1500 families with 2 children were selected randomly, and the following data were recorded:
Number of girls in a family - 2, 1, 0
Number of families - 475, 814, 211
Compute the probability of a family, chosen at random, having
(i) 2 girls
(ii) 1 girl
(iii) No girl
Also, check whether the sum of these probabilities is 1.

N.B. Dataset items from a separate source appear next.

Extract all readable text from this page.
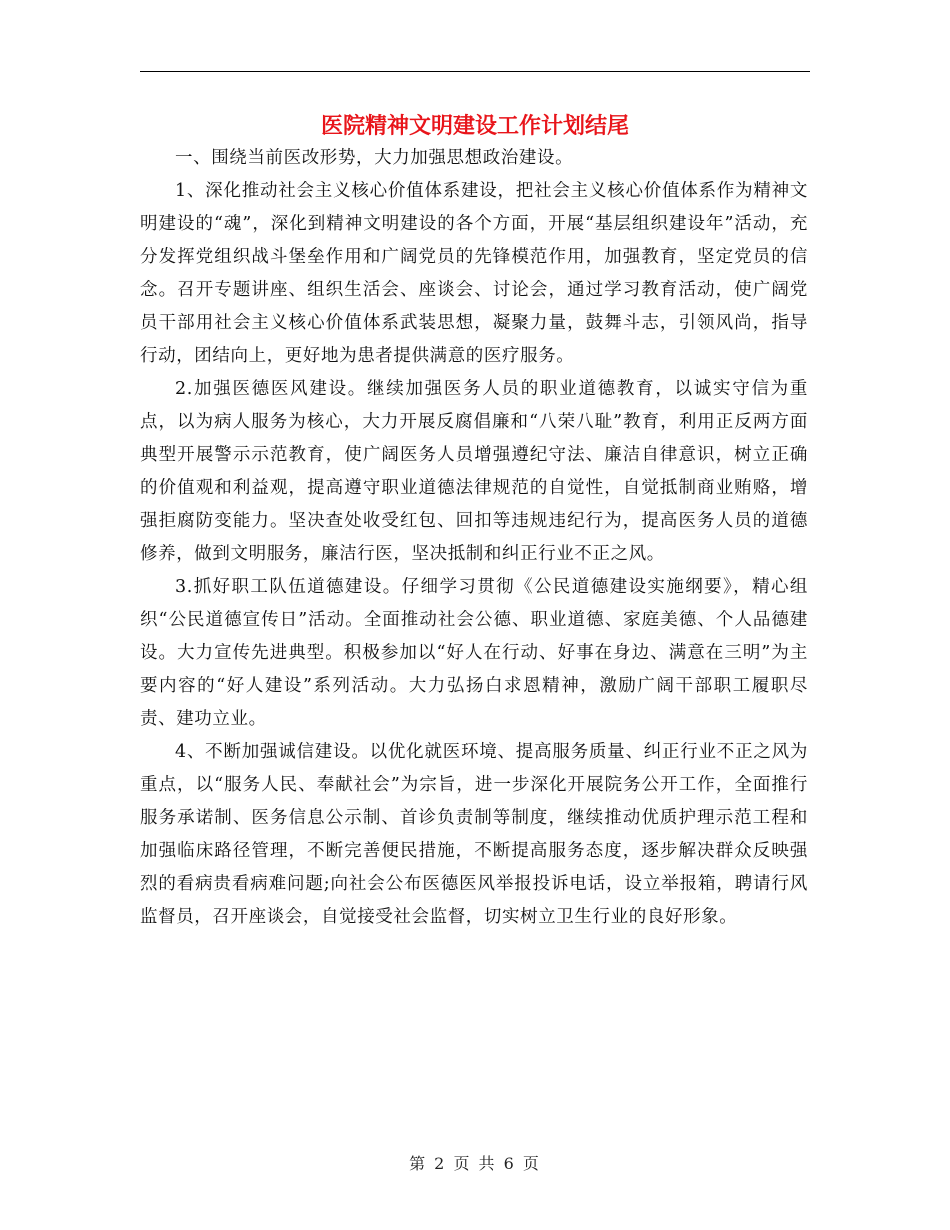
医院精神文明建设工作计划结尾

一、围绕当前医改形势，大力加强思想政治建设。

1、深化推动社会主义核心价值体系建设，把社会主义核心价值体系作为精神文明建设的“魂”，深化到精神文明建设的各个方面，开展“基层组织建设年”活动，充分发挥党组织战斗堡垒作用和广阔党员的先锋模范作用，加强教育，坚定党员的信念。召开专题讲座、组织生活会、座谈会、讨论会，通过学习教育活动，使广阔党员干部用社会主义核心价值体系武装思想，凝聚力量，鼓舞斗志，引领风尚，指导行动，团结向上，更好地为患者提供满意的医疗服务。

2.加强医德医风建设。继续加强医务人员的职业道德教育，以诚实守信为重点，以为病人服务为核心，大力开展反腐倡廉和“八荣八耻”教育，利用正反两方面典型开展警示示范教育，使广阔医务人员增强遵纪守法、廉洁自律意识，树立正确的价值观和利益观，提高遵守职业道德法律规范的自觉性，自觉抵制商业贿赂，增强拒腐防变能力。坚决查处收受红包、回扣等违规违纪行为，提高医务人员的道德修养，做到文明服务，廉洁行医，坚决抵制和纠正行业不正之风。

3.抓好职工队伍道德建设。仔细学习贯彻《公民道德建设实施纲要》，精心组织“公民道德宣传日”活动。全面推动社会公德、职业道德、家庭美德、个人品德建设。大力宣传先进典型。积极参加以“好人在行动、好事在身边、满意在三明”为主要内容的“好人建设”系列活动。大力弘扬白求恩精神，激励广阔干部职工履职尽责、建功立业。

4、不断加强诚信建设。以优化就医环境、提高服务质量、纠正行业不正之风为重点，以“服务人民、奉献社会”为宗旨，进一步深化开展院务公开工作，全面推行服务承诺制、医务信息公示制、首诊负责制等制度，继续推动优质护理示范工程和加强临床路径管理，不断完善便民措施，不断提高服务态度，逐步解决群众反映强烈的看病贵看病难问题;向社会公布医德医风举报投诉电话，设立举报箱，聘请行风监督员，召开座谈会，自觉接受社会监督，切实树立卫生行业的良好形象。

第 2 页 共 6 页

Total numbers of families = 1500
(i) Numbers of families having 2 girls = 475
Probability = Numbers of families having 2 girls/Total numbers of families
= \(\frac{475}{1500}\)
= \(\frac{19}{60}\)
(ii) Numbers of families having 1 girls = 814
Probability = Numbers of families having 1 girls/Total numbers of families
= \(\frac{814}{1500}\)
= \(\frac{407}{750}\)
(iii) Numbers of families having 2 girls = 211
Probability = Numbers of families having 0 girls/Total numbers of families
= \(\frac{211}{1500}\)
Sum of the probability = \(\frac{19}{60}\) + \(\frac{407}{750}\) + \(\frac{211}{1500}\)
= \(\frac{475 + 814 + 211}{1500}\)
= \(\frac{1500}{1500}\) = 1
Yes, the sum of these probabilities is 1.